Я ушел с улицы Муано, где жила эта девица, таким же пристыженным, каким выходил Сен-Пре{270} из дома, где его напоили, и, конечно, описывая его историю, я вспомнил свое приключение. Тереза догадалась по некоторым признакам, а главное, по моему смущенному виду, что я в чем-то провинился; я снял с себя эту тяжесть откровенным и немедленным признанием. Я хорошо сделал, так как на другой день явился Гримм и, торжествуя, рассказал ей о моем проступке, сгущая краски, и с тех пор не упускал случая лукаво напомнить ей о нем; это было тем более дурно с его стороны, что, свободно и сознательно доверившись ему, я имел право ожидать, что он не заставит меня в этом раскаиваться.

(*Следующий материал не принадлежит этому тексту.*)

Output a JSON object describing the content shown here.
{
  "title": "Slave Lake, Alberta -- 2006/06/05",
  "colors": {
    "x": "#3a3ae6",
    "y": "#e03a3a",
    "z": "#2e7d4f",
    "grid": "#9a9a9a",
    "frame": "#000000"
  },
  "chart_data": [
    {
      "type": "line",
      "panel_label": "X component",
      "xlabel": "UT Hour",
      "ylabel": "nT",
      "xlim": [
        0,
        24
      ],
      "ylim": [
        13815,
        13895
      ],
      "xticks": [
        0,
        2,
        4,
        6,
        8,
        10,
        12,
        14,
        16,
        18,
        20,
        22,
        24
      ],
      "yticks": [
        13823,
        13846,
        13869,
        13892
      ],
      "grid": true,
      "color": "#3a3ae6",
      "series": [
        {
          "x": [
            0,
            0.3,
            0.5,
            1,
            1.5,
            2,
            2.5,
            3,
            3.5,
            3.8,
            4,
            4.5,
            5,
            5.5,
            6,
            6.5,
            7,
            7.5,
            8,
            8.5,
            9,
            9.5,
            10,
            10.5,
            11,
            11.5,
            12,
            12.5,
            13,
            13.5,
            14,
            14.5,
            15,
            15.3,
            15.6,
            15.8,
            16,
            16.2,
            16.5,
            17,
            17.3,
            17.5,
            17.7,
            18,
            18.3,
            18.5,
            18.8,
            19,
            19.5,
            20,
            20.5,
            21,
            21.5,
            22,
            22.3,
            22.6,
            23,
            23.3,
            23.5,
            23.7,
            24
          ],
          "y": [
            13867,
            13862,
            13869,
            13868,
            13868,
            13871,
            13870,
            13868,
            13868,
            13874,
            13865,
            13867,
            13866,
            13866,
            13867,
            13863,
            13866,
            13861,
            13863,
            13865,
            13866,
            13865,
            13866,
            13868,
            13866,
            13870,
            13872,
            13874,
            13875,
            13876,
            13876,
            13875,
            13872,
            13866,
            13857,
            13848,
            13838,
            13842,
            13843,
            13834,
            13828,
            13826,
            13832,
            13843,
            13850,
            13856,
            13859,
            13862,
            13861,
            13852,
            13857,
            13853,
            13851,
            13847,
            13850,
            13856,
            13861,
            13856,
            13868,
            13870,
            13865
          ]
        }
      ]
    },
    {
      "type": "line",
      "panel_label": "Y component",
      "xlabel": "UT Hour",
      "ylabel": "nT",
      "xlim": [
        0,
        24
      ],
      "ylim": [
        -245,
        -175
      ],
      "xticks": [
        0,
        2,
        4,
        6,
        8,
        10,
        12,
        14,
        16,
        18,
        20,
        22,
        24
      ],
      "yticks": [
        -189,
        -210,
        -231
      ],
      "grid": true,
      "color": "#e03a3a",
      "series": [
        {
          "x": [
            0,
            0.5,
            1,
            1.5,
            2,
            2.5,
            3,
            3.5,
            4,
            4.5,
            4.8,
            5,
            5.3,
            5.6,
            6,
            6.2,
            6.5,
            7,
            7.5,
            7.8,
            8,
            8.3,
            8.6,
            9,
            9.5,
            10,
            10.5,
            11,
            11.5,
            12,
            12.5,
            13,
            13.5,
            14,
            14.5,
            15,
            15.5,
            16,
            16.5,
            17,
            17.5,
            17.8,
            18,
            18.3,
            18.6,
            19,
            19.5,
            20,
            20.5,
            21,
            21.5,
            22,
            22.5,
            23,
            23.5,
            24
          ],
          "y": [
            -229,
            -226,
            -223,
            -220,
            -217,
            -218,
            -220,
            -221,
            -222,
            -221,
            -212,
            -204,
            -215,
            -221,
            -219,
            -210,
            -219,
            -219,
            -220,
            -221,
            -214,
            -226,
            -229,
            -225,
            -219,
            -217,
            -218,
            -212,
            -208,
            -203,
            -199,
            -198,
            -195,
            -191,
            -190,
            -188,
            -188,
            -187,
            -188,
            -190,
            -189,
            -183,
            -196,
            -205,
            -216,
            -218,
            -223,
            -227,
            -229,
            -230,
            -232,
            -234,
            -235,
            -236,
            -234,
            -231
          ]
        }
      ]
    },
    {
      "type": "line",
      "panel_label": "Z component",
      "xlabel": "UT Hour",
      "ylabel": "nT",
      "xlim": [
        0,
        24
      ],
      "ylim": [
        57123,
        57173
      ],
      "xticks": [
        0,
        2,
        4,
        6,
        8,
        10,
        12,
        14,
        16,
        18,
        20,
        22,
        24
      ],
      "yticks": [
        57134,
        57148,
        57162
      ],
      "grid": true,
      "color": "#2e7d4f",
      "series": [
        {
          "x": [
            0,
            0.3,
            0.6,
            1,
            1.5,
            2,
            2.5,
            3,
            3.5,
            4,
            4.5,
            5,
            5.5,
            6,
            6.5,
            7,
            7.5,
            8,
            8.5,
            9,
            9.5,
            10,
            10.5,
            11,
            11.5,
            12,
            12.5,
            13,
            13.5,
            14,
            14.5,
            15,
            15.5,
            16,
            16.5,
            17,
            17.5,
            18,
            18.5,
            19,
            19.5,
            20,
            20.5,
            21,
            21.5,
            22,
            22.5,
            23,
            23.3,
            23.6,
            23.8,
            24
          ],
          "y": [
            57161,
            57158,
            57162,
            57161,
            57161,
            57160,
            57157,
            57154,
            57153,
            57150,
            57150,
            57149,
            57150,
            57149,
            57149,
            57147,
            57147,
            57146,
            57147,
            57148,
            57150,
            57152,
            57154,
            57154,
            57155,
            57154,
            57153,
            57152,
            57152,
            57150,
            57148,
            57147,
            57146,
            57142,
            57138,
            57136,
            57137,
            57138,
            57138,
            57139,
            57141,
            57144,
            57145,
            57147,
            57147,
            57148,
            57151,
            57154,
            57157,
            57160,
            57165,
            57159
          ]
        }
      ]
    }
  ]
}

Никогда я не почувствовал так ясно, как в этом случае, всей доброты сердца моей Терезы: она была больше возмущена поступком Гримма, чем оскорблена моей неверностью, и я слышал от нее одни лишь трогательные и нежные упреки, в которых ни разу не заметил ни малейшего следа раздражения.
Простота ума этой превосходной девушки равнялась доброте ее сердца; этим все сказано; но один случай все-таки заслуживает упоминания. Я сказал ей, что Клюпфель – пастор и капеллан принца Саксен-Готского. Пастор был в ее глазах человек столь необыкновенный, что, комично смешивая самые несоответственные понятия, она приняла Клюпфеля за папу. Я подумал, что она сошла с ума, когда возвратился однажды домой и она в первый раз сказала мне, что в мое отсутствие ко мне заходил папа. Я заставил ее объясниться и поспешил рассказать эту историю Гримму и Клюпфелю, за которым прозвище папы так и осталось в нашем кругу. Девице с улицы Муано мы дали имя папессы Иоанны. Сколько было шуток! Мы задыхались от неудержимого хохота. Те, кто в одном письме, которое им вздумалось приписать мне, заставляют меня говорить, будто за всю свою жизнь я смеялся только два раза, не знали меня ни в это время, ни в годы моей юности, – иначе эта мысль, конечно, никогда не могла бы прийти им в голову.
В следующем, 1750, году, когда я уже перестал думать о своем «Рассуждении», я узнал, что оно удостоено премии в Дижоне. Это известие пробудило во мне все идеи, вдохновившие мой труд, оживило их с новой силой и окончательно привело в брожение ту закваску героизма и добродетели, которую с детства мой отец, моя родина и Плутарх вложили в мое сердце. Я не находил ничего более высокого и прекрасного, как быть свободным и добродетельным, быть выше богатства и людского мнения и довольствоваться самим собой. Ложный стыд и боязнь быть осмеянным мешали мне сперва вести себя согласно этим принципам и сразу кинуть резкий вызов взглядам своего века; но я твердо решил сделать это и выполнил свое решение, когда противодействия настолько возбудили мою волю, что она восторжествовала.
Пока я философствовал об обязанностях человека, одно событие заставило меня задуматься о своих собственных обязанностях. Тереза забеременела в третий раз. Слишком искренний с самим собой, слишком гордый внутренне, чтобы допустить противоречие между своими принципами и поступками, я принялся размышлять о будущем своих детей и о своих отношениях к их матери – согласно законам природы, справедливости и разума, а также той чистой, святой и вечной, как ее творец, религии, которую люди осквернили, прикрываясь желанием ее очистить, и превратили своими формулами в какую-то религию слов, – потому что нетрудно предписывать невозможное, когда не даешь себе труда исполнять предписания.